Она кивнула на молодую рябинку, едва зацветшую, в ветвях которой прыгал зяблик. От дедова крика зяблик было притих, но тут снова встрепенулся и пустил громкую трель. Потом перелетел на соседнюю елочку и снова защебетал – будто хотел окружить всю поляну кольцом из песен.
– А красное то – томатом зовется, иначе яблоком полюбовным… Не наша еда – ну, да молодым виднее теперь, чем стариков-то кормить.
– Во, – поднял дед указательный палец, – яблоко полюбовное! Любят нас, значит. Помнят. Уважают.
Он ловко выдернул из-за пазухи деревянную ложку на веревочке и собирался было запустить ее в варево – но кинул взгляд под корни большой сосны. И снова весело заорал:
– Ты глянь, и кувшин приготовили! А в кувшине-то… – он запустил палец в дымящийся сосуд, облизал, – в кувшине-то вино заморское! Да горячее! Да с травками душистыми! Ух, разуважили внуки старого деда! Давненько такого от них не видали, давне-енько…
Дед обеими руками схватил кувшин и хотел было порядочно из него отхлебнуть – да его одернула старушка.
– Ты бы, отец, людей подождал, – сказала она, устраиваясь поудобнее на огромном стволе поваленной ели. – Люди-то подходить начнут – скажут, мол, чего это дед Степан с бабкой Марьей поперед всех уж и ложки запускают, и из кувшина хлещут? Нехорошо так-то. Не для нас одних, чай, внуки старались.
Она снова поправила платок и, оглянувшись по сторонам, понизила голос:
– Да и баба Мерява, чай, в гости заглянет. Поперед Мерявы-то не годится… Старше ее никого ведь нет.
Дед кашлянул, посерьезнел. Кивнул согласно и чинно опустился на еловый ствол рядом с бабкой, сложив на коленях морщинистые руки.
Поляна дышала маем. Утреннее солнце будто медом обливало сосновую кору, покачивались бутоны ландышей, зяблик все лил свою журчащую песенку то с рябины, то с ели. Где-то вдали куковала кукушка, а из-под трухлявого ствола березы выглядывал гриб-строчок – бурый, складчатый.
– Хорошо-то как, Марья, – вздохнул дед. – В такое утро жить бы да жить… Али внуков в гости ждать.
Старушка грустно покивала головой, тоже вздохнула, зачем-то снова поправила платок.
Из ельника не торопясь выходили люди – старики и старухи, в таких же белых, грубого холста, неподпоясанных платьях и рубахах. Они чинно кланялись в пояс Степану и Марье, приветствовали друг друга, усаживались рядом вокруг котла. Завязывались понемногу степенные беседы.
– Как деревня-то ваша? Стоит?
– Стоит покудова. Да внуки все в гости не едут.

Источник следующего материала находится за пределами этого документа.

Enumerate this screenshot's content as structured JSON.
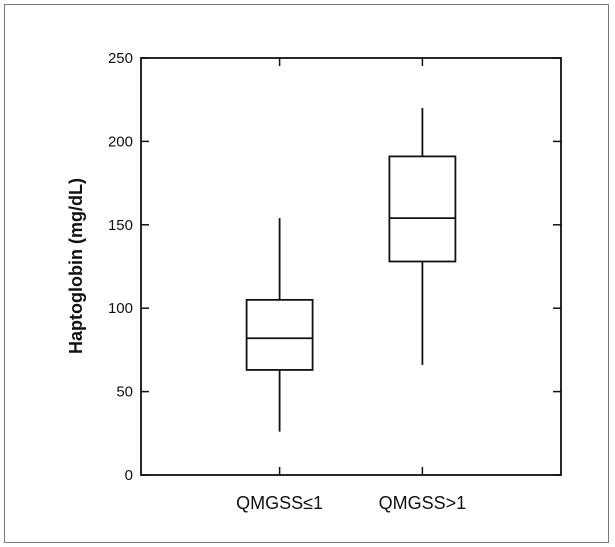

– И у нас не едут. Давеча свиньи лесные амбар подрыли – дак некому и починить.
– А молодые-то есть у вас?
– Куда там. Не осталось давно никого – ни молодых, ни детишек. Кто в город подался, кто в села большие. И то – молодые, им бы пожить.
– Вот и у нас такожде…
Время от времени кто-то из стариков бросал выжидающий взгляд на котел и кувшин – но к трапезе никто не приступал. Все ждали чего-то.

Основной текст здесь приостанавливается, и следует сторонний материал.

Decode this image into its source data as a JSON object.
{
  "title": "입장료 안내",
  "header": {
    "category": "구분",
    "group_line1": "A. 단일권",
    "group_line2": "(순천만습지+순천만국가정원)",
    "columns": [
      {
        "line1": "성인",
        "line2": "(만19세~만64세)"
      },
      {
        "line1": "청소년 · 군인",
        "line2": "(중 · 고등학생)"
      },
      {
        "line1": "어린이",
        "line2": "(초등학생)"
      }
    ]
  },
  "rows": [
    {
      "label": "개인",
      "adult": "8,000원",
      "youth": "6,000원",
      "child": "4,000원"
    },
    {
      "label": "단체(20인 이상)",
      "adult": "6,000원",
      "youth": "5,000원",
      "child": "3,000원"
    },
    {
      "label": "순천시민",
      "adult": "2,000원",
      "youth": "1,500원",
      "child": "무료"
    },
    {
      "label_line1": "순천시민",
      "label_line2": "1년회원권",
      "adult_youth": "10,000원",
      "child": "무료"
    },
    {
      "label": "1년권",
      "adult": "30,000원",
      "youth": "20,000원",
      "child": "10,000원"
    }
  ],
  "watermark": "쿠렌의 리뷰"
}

Наконец, из глубины ельника послышался негромкий звон – и старики встрепенулись, разом обернувшись в ту сторону. Звон приближался, глуховатый, металлический, совсем непохожий на голос птицы и зверя – и все же будто рождавшийся из жирной торфяной земли, из болот и ельника, из первых майских колокольцев. Ветви раздвинулись – и на поляну вышла невысокая женщина.
Она была немолода – но и старой назвать ее было трудно. Пожалуй, у нее вовсе не было возраста. Лицо ее было словно вырезано из корявого соснового ствола деревенским резчиком – или, быть может, охотником? Широко посаженные светлые глаза смотрели строго, но приветливо.
Одета женщина была совсем не так, как прочие. Длинная белая рубаха, спускавшаяся до колен, была у нее подвязана красным поясом, расшита красными нитками. Ноги обмотаны белой холстиной – толстые, крепкие, будто стволы деревьев. На ногах – кожаные постолы, на голове – белый широкий плат. Концы его спускались на спину, будто крылья.
И подвески – множество подвесок украшало ее наряд. Височные кольца в несколько рядов спускались к плечам, длинные цепочки перевивали плат, тяжелые подвески с лосиными головами, утиными и лягушачьими лапками покачивались на груди, крученые браслеты-змеи стягивали рукава рубахи. Все это звучало, звенело, вливалось в майскую песню леса.
Женщина вышла на середину поляны, поклонилась в пояс старикам. Те все как один поднялись, поклонились в ответ.
– Привет тебе, баба Мерява.
– Привет и вам, мирские матери. Привет вам, отцы мирские.
Она подошла к стволу ели – старики подались чуть в стороны, давая ей место посередине. Степан и Марья оказались у Мерявы по правую руку.
– Ты смотри, чем нас внуки-то распотешили! – кивнул дед Степан на горячий котел. – Хвасоля, да с мясом, да вина заморского кувшин! Вспомнили, а?
Мерява кивнула, не торопясь сняла с пояса металлическую ложку на цепочке – ручка ее украшена была литой головой лосихи.
– Ну, миряне, – крякнул дед Степан, – начнем, благословясь?
– Начнем, меряне, – кивнула Мерява и первая запустила ложку в душистое варево.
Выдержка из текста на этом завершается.